Nevertheless, after his last killing, he meets Miss Mason, whom he recognises as a girl he knew in childhood. Whilst Bowling never met her, he dubbed her 'Angel' and held a candle to her for decades. Although he recognises she has become ugly as time has passed, he falls instantly in love with her, feelings she seems to return. Later, feeling guilty over potentially lying to Miss Mason about his actions if they start a relationship, he writes a letter to her, confessing to both his feelings and his crimes. When he is finally taken in for questioning by the police, he attempts to hide his guilt, his love for Miss Mason providing him with a new zest for life. When he is allowed to return home (with the detective remarking 'It is so hard to hang people nowadays'), he learns Miss Mason has provided the police with a false alibi, saving him. He visits the woman, who is the daughter of a vicar and is religiously devout herself, and bursts into tears, and she attempts to console him.

==Publication and reception==
From early youth Henderson had written novels and plays under various pseudonyms but it was with Mr Bowling Buys a Newspaper that he first published under his own name. The novel received considerable critical attention in wartime Britain, but received mixed reactions. Raymond Chandler described it as his favourite novel. By contrast, one member of the public wrote to Henderson's publishers, Constable & Co, and described it as 'the last word in filth'.

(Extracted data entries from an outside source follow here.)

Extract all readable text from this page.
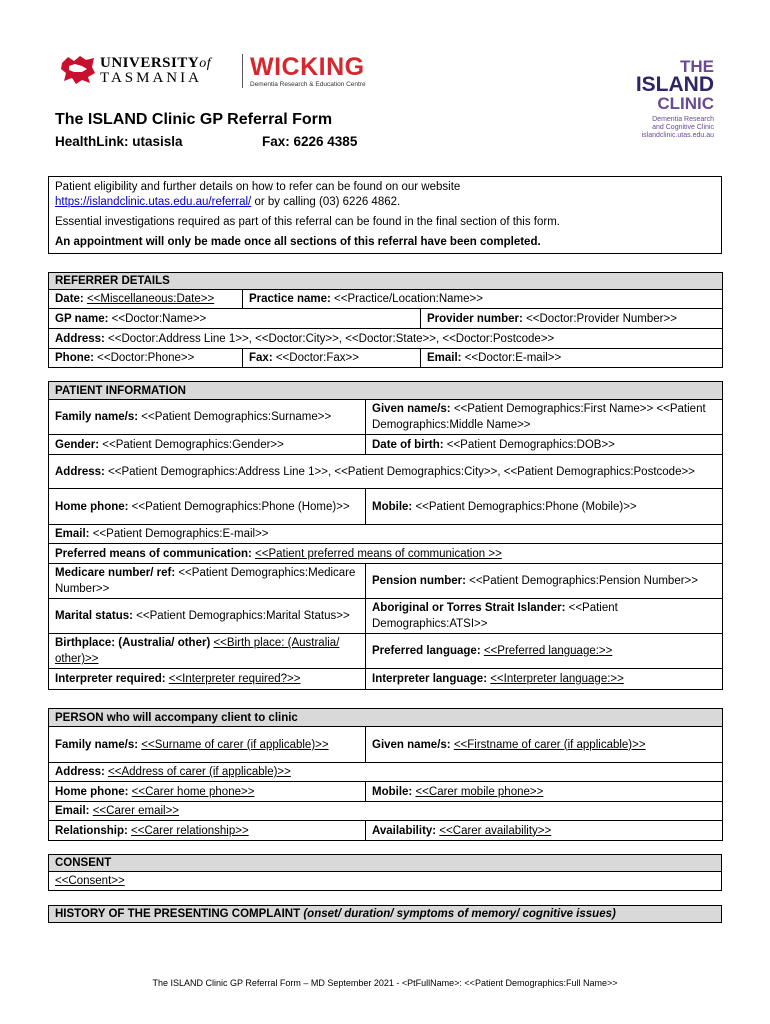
UNIVERSITYof
TASMANIA	WICKING
Dementia Research & Education Centre
THE
ISLAND
CLINIC
Dementia Research
and Cognitive Clinic
islandclinic.utas.edu.au
The ISLAND Clinic GP Referral Form
HealthLink: utasisla	Fax: 6226 4385

Patient eligibility and further details on how to refer can be found on our website
https://islandclinic.utas.edu.au/referral/ or by calling (03) 6226 4862.

Essential investigations required as part of this referral can be found in the final section of this form.

An appointment will only be made once all sections of this referral have been completed.

REFERRER DETAILS		
Date: <<Miscellaneous:Date>>	Practice name: <<Practice/Location:Name>>	
GP name: <<Doctor:Name>>		Provider number: <<Doctor:Provider Number>>
Address: <<Doctor:Address Line 1>>, <<Doctor:City>>, <<Doctor:State>>, <<Doctor:Postcode>>		
Phone: <<Doctor:Phone>>	Fax: <<Doctor:Fax>>	Email: <<Doctor:E-mail>>
PATIENT INFORMATION	
Family name/s: <<Patient Demographics:Surname>>	Given name/s: <<Patient Demographics:First Name>> <<Patient Demographics:Middle Name>>
Gender: <<Patient Demographics:Gender>>	Date of birth: <<Patient Demographics:DOB>>
Address: <<Patient Demographics:Address Line 1>>, <<Patient Demographics:City>>, <<Patient Demographics:Postcode>>	
Home phone: <<Patient Demographics:Phone (Home)>>	Mobile: <<Patient Demographics:Phone (Mobile)>>
Email: <<Patient Demographics:E-mail>>	
Preferred means of communication: <<Patient preferred means of communication >>	
Medicare number/ ref: <<Patient Demographics:Medicare Number>>	Pension number: <<Patient Demographics:Pension Number>>
Marital status: <<Patient Demographics:Marital Status>>	Aboriginal or Torres Strait Islander: <<Patient Demographics:ATSI>>
Birthplace: (Australia/ other) <<Birth place: (Australia/ other)>>	Preferred language: <<Preferred language:>>
Interpreter required: <<Interpreter required?>>	Interpreter language: <<Interpreter language:>>
PERSON who will accompany client to clinic	
Family name/s: <<Surname of carer (if applicable)>>	Given name/s: <<Firstname of carer (if applicable)>>
Address: <<Address of carer (if applicable)>>	
Home phone: <<Carer home phone>>	Mobile: <<Carer mobile phone>>
Email: <<Carer email>>	
Relationship: <<Carer relationship>>	Availability: <<Carer availability>>
CONSENT
<<Consent>>
HISTORY OF THE PRESENTING COMPLAINT (onset/ duration/ symptoms of memory/ cognitive issues)
The ISLAND Clinic GP Referral Form – MD September 2021 - <PtFullName>: <<Patient Demographics:Full Name>>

Although adapted a number of times, after Henderson's early death in 1947, it eventually became forgotten, as did his other works. Although the film rights were sold, no film was ever made. For many years out of print, Mr Bowling Buys a Newspaper was republished by Collins Crime Club in 2019, with an introduction by Martin Edwards.

==Adaptations==
- In 1946, it was dramatised for the stage under the same title with a cast headed by Anthony Hawtery and Jean Forbes-Robertson and had a short run at the Embassy Theatre in London: the play was set in just one of the locations from the novel, as 'a bloody boarding-house slaughter'.
- In 1948, film actor Gene Raymond obtained the screen rights to it, according to the New York Daily News.
- In 1950, Anthony Hawtrey (as Mr Bowling) and Vida Hope (as Alice) starred in teleplay of the novel on British television.
- A TV movie was made in 1957, produced and directed by Stephen Harrison, and featuring Hugh Sinclair as Mr Bowling and Beryl Reid as Alice.